Prima mi guardava negli occhi, poi scendeva per tutta la schiena fino ad arrivare al culo e tornava su.

Lo faceva come se fosse normale fissare una sconosciuta, senza vergogna e senza pudore.

Nei successivi dieci minuti si aprirono anche le altre quattro tende, dalle quali uscirono altri due ragazzi e due ragazze. Tutti quanti erano nelle nostre stesse condizioni.

Io mi misi in disparte.

C'era un grande chiacchiericcio e a me dava molta noia. Sono una persona piuttosto taciturna.

Harold si mise a fare conoscenza con tutti, mentre io mi allontanai e mi misi a sedere sul bracciolo del divano.

Anche la ragazza dietro di me rimase fuori dal fare conoscenza con gli altri sventurati.

Le domande che sentivo di più erano "Dove siamo?" e "Chi ci ha portato qui?".

Quelle domande alla fine ebbero una risposta.

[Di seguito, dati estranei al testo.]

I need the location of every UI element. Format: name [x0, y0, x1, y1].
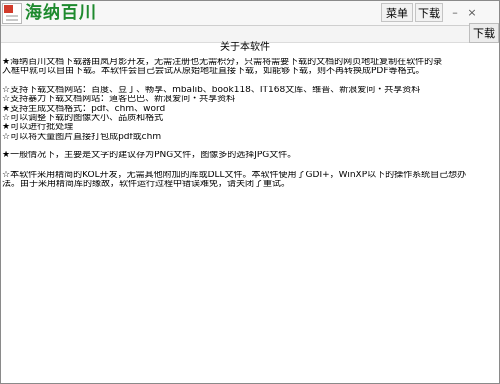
intro-text-line2: 入框中就可以自由下载。本软件会自己尝试从原始地址直接下载，如能够下载，则不再转换…: [2, 67, 425, 77]
violent-download-sites-text: ☆支持暴力下载文档网站：道客巴巴、新浪爱问・共享资料: [2, 95, 236, 105]
logo-line: [6, 19, 18, 21]
kol-info-line1: ☆本软件采用精简的KOL开发，无需其他附加的库或DLL文件。本软件使用了GDI+…: [2, 170, 467, 180]
intro-text-line1: ★海纳百川文档下载器由岚月影开发，无需注册也无需积分，只需将需要下载的文档的网页…: [2, 58, 443, 67]
kol-info-line2: 法。由于采用精简库的缘故，软件运行过程中错误难免，请关闭了重试。: [2, 180, 291, 190]
close-icon[interactable]: ×: [465, 5, 479, 21]
batch-processing-text: ★可以进行批处理: [2, 123, 74, 133]
general-tip-text: ★一般情况下，主要是文字的建议存为PNG文件，图像多的选择JPG文件。: [2, 151, 297, 161]
menu-button[interactable]: 菜单: [381, 3, 413, 22]
app-title: 海纳百川: [25, 3, 97, 23]
image-pack-text: ☆可以将大量图片直接打包成pdf或chm: [2, 132, 162, 142]
tab-row: [1, 26, 499, 43]
tab-download[interactable]: 下载: [469, 23, 499, 43]
download-button[interactable]: 下载: [415, 3, 443, 22]
about-content: ★海纳百川文档下载器由岚月影开发，无需注册也无需积分，只需将需要下载的文档的网页…: [2, 58, 497, 189]
logo-badge: [4, 5, 13, 13]
page-title: 关于本软件: [220, 42, 270, 53]
image-adjust-text: ☆可以调整下载的图像大小、品质和格式: [2, 114, 164, 124]
app-window: 海纳百川 菜单 下载 – × 下载 关于本软件 ★海纳百川文档下载器由岚月影开发…: [0, 0, 500, 384]
minimize-icon[interactable]: –: [448, 5, 462, 21]
supported-sites-text: ☆支持下载文档网站：百度、豆丁、畅享、mbalib、book118、IT168文…: [2, 85, 421, 95]
app-logo-icon: [2, 3, 22, 24]
output-formats-text: ★支持生成文档格式：pdf、chm、word: [2, 104, 166, 114]
title-bar: 海纳百川 菜单 下载 – ×: [1, 1, 499, 26]
logo-line: [6, 15, 18, 17]
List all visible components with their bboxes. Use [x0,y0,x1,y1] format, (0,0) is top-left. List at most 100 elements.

<< Salve a tutti voi, e ben svegliati! >> disse una voce che riempì tutta la stanza e fece zittire tutti.

"Da dove veniva?"

<< So che vi state facendo tante domande in questo momento, e io risponderò a tutte. Prima di tutto, io sono Finn, un dottore psicologo e laureato in scienze sociali, anche dette scienze umane, e voi mi sentite grazie a un piccolo autoparlante messo nella sala, presente in ogni stanza. Vi trovate in una normale casa, in un luogo di cui non possiamo rivelarvi il nome, e non potrete uscire per 365 giorni.>>

Dopo l'ultima frase si innalzò un grande borbottio.

<< Abbiamo preso sette persone, tre ragazzi e quattro ragazze. Voi. Vi abbiamo messi a vivere nella stessa casa per un periodo prolungato per un esperimento sociale, che verrà ripreso 24 su 24 da tante piccole telecamere nascoste in tutte le stanze e mandato in televisione >>

Ero davvero sconvolta.

<<C-cosa?>> balbettai.

<< Abbiamo avuto il permesso dal governo per fare questo, e ovviamente anche dai vostri genitori, se no vi avrebbero dati per scomparsi e avrebbero fatto partire la polizia a cercarvi. >> continuò << Vi abbiamo scelto in base al luogo in cui vivete, la vostra situazione sociale e scolastica, il vostro orientamento sessuale, il vostro orientamento religioso e in base al vostro stile di vita. >>

<< E noi cosa dobbiamo fare qui? >> domandò un ragazzo.

<< Voi dovete vivere in questa casa, così come vivreste le vostre vite, come se nulla di questo fosse accaduto. Comportatevi normalmente, poi ci saranno anche occasioni di divertirsi, ma intanto vivete e organizzatevi insieme. I vostri vestiti sono in delle valigie nella camera delle assegnazioni, dove scoprirete con chi starete in camera. Tutte le altre informazioni le troverete spostandovi in giro per la casa, scritto in pezzi di carta, in cucina e in tutte le altre stanze >>

Ci fu un attimo di silenzio, e alla fine se ne andò.

<< Buona fortuna a tutti.>>

Fu l'ultima cosa che gli sentimmo dire.